Using data from NASA's Curiosity rover, scientists at the CNRS, Université Toulouse III—Paul Sabatier and Université Claude Bernard Lyon 1, with the participation of CNES, have discovered patterns on Mars that provide evidence of a cyclical climate similar to that of Earth's. This major discovery opens up new prospects for research into the origin of life. The results of the study are published in the journal Nature.
The surface of Mars, unlike the Earth's, is not constantly renewed by plate tectonics. This has resulted in the preservation of huge areas of terrain remarkable for their abundance in fossil rivers and lakes dating back billions of years. Since 2012, NASA's Curiosity, the first rover to ever explore such ancient remains, had already detected the presence of simple organic molecules that can be formed by geological as well as biological processes.
However, the emergence of primitive life forms, as hypothesized by scientists, initially requires environmental conditions favorable to the spontaneous organization of these molecules into complex organic compounds. Such conditions are precisely what have recently been discovered by a research team from the Institut de Recherche en Astrophysique et Planétologie (CNRS/Université de Toulouse III - Paul Sabatier/CNES) and the Laboratoire de Géologie: Terre, Planètes, Environnement (CNRS/ENS de Lyon/Université Claude Bernard Lyon 1), together with their US and Canadian colleagues.

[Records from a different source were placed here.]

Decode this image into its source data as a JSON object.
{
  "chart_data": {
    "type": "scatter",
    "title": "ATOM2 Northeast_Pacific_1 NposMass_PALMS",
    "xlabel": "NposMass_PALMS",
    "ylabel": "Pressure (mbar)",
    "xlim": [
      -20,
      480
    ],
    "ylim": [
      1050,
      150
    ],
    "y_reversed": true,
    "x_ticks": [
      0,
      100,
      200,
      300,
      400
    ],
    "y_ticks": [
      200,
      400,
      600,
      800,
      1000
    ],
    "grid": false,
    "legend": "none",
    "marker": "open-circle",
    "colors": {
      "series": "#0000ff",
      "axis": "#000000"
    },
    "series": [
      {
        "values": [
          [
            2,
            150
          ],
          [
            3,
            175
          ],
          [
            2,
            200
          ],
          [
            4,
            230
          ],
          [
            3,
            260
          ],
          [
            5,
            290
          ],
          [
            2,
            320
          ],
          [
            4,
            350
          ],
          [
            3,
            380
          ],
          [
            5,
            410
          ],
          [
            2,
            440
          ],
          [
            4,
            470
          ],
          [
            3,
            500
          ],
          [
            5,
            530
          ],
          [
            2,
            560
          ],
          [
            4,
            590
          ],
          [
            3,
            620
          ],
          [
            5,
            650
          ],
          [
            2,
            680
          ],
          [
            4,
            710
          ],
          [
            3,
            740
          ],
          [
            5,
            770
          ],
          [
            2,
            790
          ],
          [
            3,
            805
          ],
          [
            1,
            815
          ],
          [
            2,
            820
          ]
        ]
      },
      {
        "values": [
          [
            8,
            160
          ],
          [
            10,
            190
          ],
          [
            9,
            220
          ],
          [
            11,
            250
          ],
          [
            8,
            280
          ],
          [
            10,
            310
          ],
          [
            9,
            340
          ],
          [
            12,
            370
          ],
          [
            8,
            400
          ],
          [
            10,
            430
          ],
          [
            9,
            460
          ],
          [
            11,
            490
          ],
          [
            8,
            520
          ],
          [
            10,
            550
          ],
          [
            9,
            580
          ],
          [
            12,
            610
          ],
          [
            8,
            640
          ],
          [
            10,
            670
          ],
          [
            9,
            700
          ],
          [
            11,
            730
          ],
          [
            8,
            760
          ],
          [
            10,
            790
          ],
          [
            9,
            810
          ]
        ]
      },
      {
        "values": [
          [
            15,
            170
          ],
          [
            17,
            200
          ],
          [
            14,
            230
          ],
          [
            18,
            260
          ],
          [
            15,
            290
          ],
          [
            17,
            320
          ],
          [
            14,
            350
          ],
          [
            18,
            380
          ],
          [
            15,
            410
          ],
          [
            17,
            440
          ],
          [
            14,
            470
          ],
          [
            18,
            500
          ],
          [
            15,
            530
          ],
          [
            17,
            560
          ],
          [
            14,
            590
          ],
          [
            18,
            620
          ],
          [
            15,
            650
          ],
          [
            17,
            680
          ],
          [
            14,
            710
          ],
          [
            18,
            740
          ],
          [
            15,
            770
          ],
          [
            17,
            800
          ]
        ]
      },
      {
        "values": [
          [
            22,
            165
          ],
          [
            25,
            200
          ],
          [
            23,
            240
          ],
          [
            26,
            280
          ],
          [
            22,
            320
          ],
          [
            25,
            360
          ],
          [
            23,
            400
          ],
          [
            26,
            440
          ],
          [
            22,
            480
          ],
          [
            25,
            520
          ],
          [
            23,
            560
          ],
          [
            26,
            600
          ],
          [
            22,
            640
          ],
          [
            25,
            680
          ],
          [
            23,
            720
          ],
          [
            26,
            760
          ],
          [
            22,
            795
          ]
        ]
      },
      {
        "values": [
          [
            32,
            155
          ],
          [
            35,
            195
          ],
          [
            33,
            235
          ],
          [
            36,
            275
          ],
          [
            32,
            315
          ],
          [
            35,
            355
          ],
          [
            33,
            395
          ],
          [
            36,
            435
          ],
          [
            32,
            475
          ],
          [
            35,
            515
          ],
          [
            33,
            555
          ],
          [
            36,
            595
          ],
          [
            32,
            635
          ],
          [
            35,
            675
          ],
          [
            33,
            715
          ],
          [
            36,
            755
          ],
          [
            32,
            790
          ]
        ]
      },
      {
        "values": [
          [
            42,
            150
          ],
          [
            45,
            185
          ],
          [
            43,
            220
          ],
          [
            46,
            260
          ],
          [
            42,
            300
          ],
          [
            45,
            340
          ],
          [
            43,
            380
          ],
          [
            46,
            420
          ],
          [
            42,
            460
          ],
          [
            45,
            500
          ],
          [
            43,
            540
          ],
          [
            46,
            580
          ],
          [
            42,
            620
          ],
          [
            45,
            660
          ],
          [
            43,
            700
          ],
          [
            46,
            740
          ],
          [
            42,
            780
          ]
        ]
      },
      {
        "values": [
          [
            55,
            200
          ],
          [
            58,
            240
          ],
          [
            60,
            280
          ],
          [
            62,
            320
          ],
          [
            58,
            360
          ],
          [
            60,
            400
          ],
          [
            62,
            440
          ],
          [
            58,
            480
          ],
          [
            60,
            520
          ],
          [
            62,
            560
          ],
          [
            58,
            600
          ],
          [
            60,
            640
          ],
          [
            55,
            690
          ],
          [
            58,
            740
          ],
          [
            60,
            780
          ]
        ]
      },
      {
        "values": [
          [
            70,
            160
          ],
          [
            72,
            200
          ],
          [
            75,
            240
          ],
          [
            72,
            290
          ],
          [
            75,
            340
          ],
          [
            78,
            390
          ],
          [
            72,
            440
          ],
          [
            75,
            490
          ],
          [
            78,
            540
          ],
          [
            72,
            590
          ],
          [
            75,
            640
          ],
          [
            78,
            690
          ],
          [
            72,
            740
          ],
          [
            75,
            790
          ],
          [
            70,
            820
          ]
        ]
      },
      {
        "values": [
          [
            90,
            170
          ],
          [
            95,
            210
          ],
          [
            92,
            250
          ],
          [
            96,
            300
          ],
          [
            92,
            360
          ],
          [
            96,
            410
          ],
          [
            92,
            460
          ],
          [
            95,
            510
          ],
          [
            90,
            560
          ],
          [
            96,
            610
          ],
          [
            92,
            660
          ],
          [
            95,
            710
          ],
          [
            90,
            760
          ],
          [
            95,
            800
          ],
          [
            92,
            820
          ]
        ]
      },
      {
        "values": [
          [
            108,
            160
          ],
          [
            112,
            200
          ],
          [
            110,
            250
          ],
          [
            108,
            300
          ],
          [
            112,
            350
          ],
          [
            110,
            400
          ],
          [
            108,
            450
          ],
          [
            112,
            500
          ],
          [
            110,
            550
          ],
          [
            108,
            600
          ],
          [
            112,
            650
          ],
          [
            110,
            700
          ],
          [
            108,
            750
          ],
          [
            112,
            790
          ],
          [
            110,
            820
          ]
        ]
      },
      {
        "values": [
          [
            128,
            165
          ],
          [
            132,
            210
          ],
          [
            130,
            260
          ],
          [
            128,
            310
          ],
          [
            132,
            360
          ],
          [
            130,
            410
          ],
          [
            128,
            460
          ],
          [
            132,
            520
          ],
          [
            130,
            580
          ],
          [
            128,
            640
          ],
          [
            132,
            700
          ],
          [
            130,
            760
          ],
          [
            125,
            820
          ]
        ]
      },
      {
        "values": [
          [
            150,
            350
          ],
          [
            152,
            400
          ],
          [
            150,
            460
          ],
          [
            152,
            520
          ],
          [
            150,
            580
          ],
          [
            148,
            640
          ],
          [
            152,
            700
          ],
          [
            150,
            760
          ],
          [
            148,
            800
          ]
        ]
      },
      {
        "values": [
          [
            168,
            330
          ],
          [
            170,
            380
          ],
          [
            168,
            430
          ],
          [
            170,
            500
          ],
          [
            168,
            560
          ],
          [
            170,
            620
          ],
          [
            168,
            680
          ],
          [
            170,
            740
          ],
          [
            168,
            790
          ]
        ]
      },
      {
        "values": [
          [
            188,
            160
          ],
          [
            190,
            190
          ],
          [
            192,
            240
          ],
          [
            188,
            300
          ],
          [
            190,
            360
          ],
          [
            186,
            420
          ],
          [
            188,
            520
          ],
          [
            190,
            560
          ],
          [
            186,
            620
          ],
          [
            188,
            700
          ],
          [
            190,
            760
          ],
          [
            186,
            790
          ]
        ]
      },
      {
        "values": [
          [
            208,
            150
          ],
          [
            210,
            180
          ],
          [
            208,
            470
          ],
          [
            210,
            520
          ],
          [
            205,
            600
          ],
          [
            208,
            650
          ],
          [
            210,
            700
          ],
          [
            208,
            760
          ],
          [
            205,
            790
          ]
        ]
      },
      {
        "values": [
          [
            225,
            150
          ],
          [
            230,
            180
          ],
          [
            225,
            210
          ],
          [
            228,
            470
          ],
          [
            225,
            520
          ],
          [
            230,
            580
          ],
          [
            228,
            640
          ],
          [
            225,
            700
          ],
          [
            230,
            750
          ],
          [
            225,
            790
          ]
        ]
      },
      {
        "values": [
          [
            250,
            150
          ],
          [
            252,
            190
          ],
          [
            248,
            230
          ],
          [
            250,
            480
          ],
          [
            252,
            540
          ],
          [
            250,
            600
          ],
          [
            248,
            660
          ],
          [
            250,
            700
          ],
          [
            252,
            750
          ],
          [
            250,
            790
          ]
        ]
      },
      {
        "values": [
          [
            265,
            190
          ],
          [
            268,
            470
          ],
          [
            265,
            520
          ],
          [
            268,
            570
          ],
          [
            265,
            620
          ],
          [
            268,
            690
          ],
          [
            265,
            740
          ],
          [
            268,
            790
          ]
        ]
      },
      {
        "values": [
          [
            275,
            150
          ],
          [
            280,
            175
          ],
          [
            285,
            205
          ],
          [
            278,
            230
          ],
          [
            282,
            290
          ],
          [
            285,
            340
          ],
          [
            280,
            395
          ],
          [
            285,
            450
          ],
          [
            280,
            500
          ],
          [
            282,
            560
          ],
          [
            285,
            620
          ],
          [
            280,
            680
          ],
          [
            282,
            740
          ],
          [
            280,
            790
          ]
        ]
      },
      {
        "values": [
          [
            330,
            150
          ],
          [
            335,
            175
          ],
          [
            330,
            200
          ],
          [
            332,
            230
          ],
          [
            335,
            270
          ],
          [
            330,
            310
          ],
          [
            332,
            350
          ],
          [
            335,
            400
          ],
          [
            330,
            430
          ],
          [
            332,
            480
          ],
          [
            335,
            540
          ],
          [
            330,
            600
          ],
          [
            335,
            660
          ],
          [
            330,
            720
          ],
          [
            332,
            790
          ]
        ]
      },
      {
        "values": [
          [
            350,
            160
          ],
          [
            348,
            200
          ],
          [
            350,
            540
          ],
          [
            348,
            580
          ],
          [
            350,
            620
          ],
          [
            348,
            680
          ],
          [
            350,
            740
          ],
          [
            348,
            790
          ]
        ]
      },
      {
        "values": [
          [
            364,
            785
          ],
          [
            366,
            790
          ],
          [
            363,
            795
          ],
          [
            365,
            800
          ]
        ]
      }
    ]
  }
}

Using the Mastcam and the ChemCam instruments on Curiosity, they have discovered deposits of salts forming a hexagonal pattern in sedimentary layers dating from 3.8 to 3.6 billion years ago. Similar to the hexagons observed in terrestrial basins that dry out seasonally, they are the first fossil evidence of a sustained, cyclical, regular Martian climate with dry and wet seasons. By letting molecules repeatedly interact at different concentrations, independent laboratory experiments have shown that this kind of environment provides the ideal conditions for the formation of complex precursor and constituent compounds of life, such as RNA.
These new observations should enable scientists to take a fresh look at the large-scale images obtained from orbit, which have already identified numerous terrains with a similar composition. They now know where to look for traces of the natural processes that gave rise to life, of which no vestiges remain on Earth.